Cotinga777 at yahoo.com

Kent, WA

-----Original Message-----

From: mcallisters4 at comcast.net <mcallisters4 at comcast.net>

Sent: Saturday, May 15, 2021 6:17 PM

To: 'TWEETERS tweeters' <tweeters at u.washington.edu>

Subject: Re: [Tweeters] King County rarities (not)

During the debate about wetland "restoration" and mitigation credits for the work at the Montlake Fill I weighed in agreeing with Dennis and the idea that the "highest and best" habitat value for this location was early successional wetland habitat that would be more likely to attract and provide basic support for species that have a difficult time finding suitable habitat elsewhere, like shorebirds. The primary wetland regulators in Washington, the Department of Ecology and the U.S. Army Corps of Engineers, establish how much credit given for creating different kinds of wetland conditions. A typical late successional type with a strong willow or shrub component gets the most credits, I believe.

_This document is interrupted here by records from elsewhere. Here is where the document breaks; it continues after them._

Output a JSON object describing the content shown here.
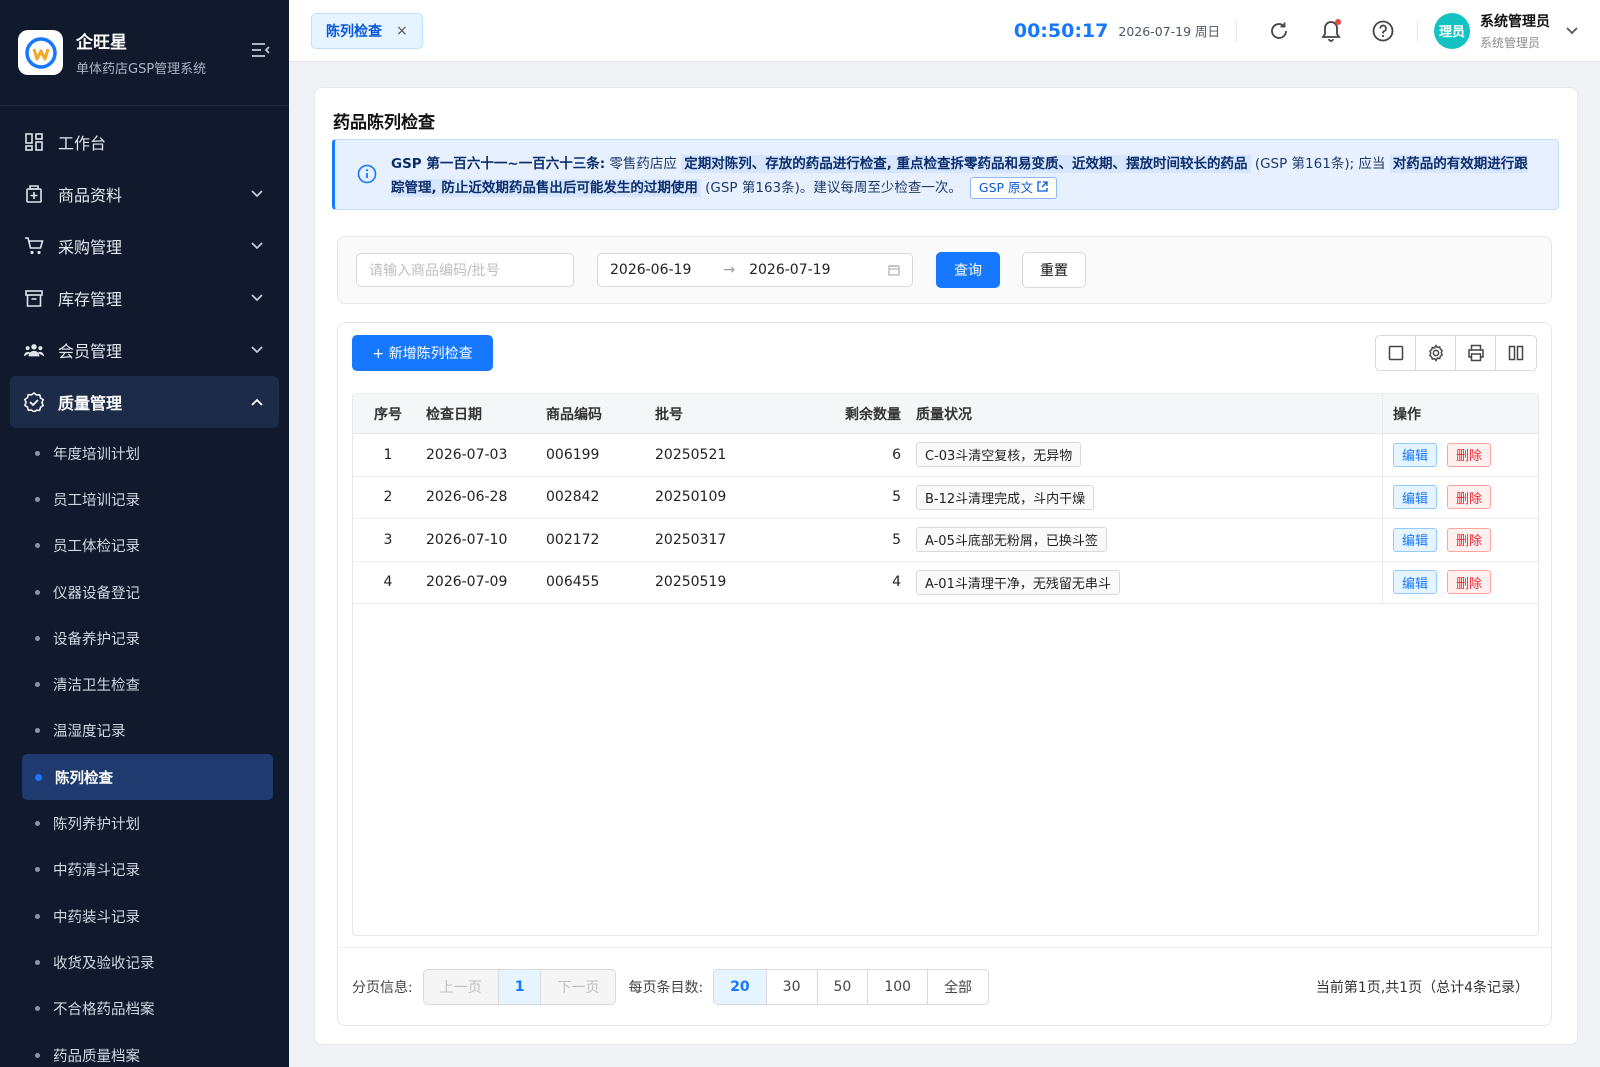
{
  "brand": {
    "name": "企旺星",
    "subtitle": "单体药店GSP管理系统"
  },
  "menu": [
    {
      "label": "工作台"
    },
    {
      "label": "商品资料"
    },
    {
      "label": "采购管理"
    },
    {
      "label": "库存管理"
    },
    {
      "label": "会员管理"
    },
    {
      "label": "质量管理"
    }
  ],
  "submenu": [
    {
      "label": "年度培训计划"
    },
    {
      "label": "员工培训记录"
    },
    {
      "label": "员工体检记录"
    },
    {
      "label": "仪器设备登记"
    },
    {
      "label": "设备养护记录"
    },
    {
      "label": "清洁卫生检查"
    },
    {
      "label": "温湿度记录"
    },
    {
      "label": "陈列检查"
    },
    {
      "label": "陈列养护计划"
    },
    {
      "label": "中药清斗记录"
    },
    {
      "label": "中药装斗记录"
    },
    {
      "label": "收货及验收记录"
    },
    {
      "label": "不合格药品档案"
    },
    {
      "label": "药品质量档案"
    }
  ],
  "topbar": {
    "tab_label": "陈列检查",
    "tab_close": "×",
    "clock": "00:50:17",
    "date": "2026-07-19 周日",
    "user_avatar": "理员",
    "user_name": "系统管理员",
    "user_role": "系统管理员"
  },
  "page": {
    "title": "药品陈列检查",
    "alert": {
      "lead": "GSP 第一百六十一~一百六十三条:",
      "t1": " 零售药店应 ",
      "h1": "定期对陈列、存放的药品进行检查, 重点检查拆零药品和易变质、近效期、摆放时间较长的药品",
      "t2": " (GSP 第161条); 应当 ",
      "h2": "对药品的有效期进行跟踪管理, 防止近效期药品售出后可能发生的过期使用",
      "t3": " (GSP 第163条)。建议每周至少检查一次。",
      "link": "GSP 原文"
    }
  },
  "filter": {
    "search_placeholder": "请输入商品编码/批号",
    "date_start": "2026-06-19",
    "date_sep": "→",
    "date_end": "2026-07-19",
    "query_label": "查询",
    "reset_label": "重置"
  },
  "toolbar": {
    "add_label": "+ 新增陈列检查"
  },
  "table": {
    "headers": {
      "idx": "序号",
      "date": "检查日期",
      "code": "商品编码",
      "batch": "批号",
      "qty": "剩余数量",
      "status": "质量状况",
      "op": "操作"
    },
    "edit_label": "编辑",
    "delete_label": "删除",
    "rows": [
      {
        "idx": "1",
        "date": "2026-07-03",
        "code": "006199",
        "batch": "20250521",
        "qty": "6",
        "status": "C-03斗清空复核，无异物"
      },
      {
        "idx": "2",
        "date": "2026-06-28",
        "code": "002842",
        "batch": "20250109",
        "qty": "5",
        "status": "B-12斗清理完成，斗内干燥"
      },
      {
        "idx": "3",
        "date": "2026-07-10",
        "code": "002172",
        "batch": "20250317",
        "qty": "5",
        "status": "A-05斗底部无粉屑，已换斗签"
      },
      {
        "idx": "4",
        "date": "2026-07-09",
        "code": "006455",
        "batch": "20250519",
        "qty": "4",
        "status": "A-01斗清理干净，无残留无串斗"
      }
    ]
  },
  "pager": {
    "label": "分页信息:",
    "prev": "上一页",
    "current": "1",
    "next": "下一页",
    "size_label": "每页条目数:",
    "sizes": [
      "20",
      "30",
      "50",
      "100",
      "全部"
    ],
    "selected_size": "20",
    "info": "当前第1页,共1页（总计4条记录）"
  }
}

It would cost less to forego the planting of willows, Spiraea, and other woody plants, and, perhaps, the compensation could be a commitment to periodically set back succession to maintain open muddy shorelines and shallows.

Kelly McAllister

Formerly WSDOT, Olympia

-----Original Message-----

From: Tweeters <tweeters-bounces at mailman11.u.washington.edu> On Behalf Of Dennis Paulson

Sent: Saturday, May 15, 2021 6:03 PM

To: pan <panmail at mailfence.com>

Cc: TWEETERS tweeters <tweeters at u.washington.edu>

Subject: Re: [Tweeters] King County rarities (not)

Alan, you made a good point here in your last sentence. I don’t know why people plant willows around wetlands like this, thereby fairly quickly destroying their value as shorebird habitat. It’s been done at Montlake Fill, it’s been done at Magnuson Park, and I know it’s been done at other constructed wetlands. Willows and cottonwoods come in soon enough on their own, and my recommendation has always been to actively manage for shorebirds—clear out the woody vegetation that invariably becomes established at such places and not only ruins it for shorebirds and some other wetland species but even eliminates the views that birders cherished before the trees blocked them.

We have lots of trees in this area but not lots of open meadows and wetlands. What is not liked about the latter scarce habitats?

I don’t know why the various agencies have this bias, and it would be good to bring out in the open and discuss in the environmental community. There seems to be no trace of an environmental master plan for the region.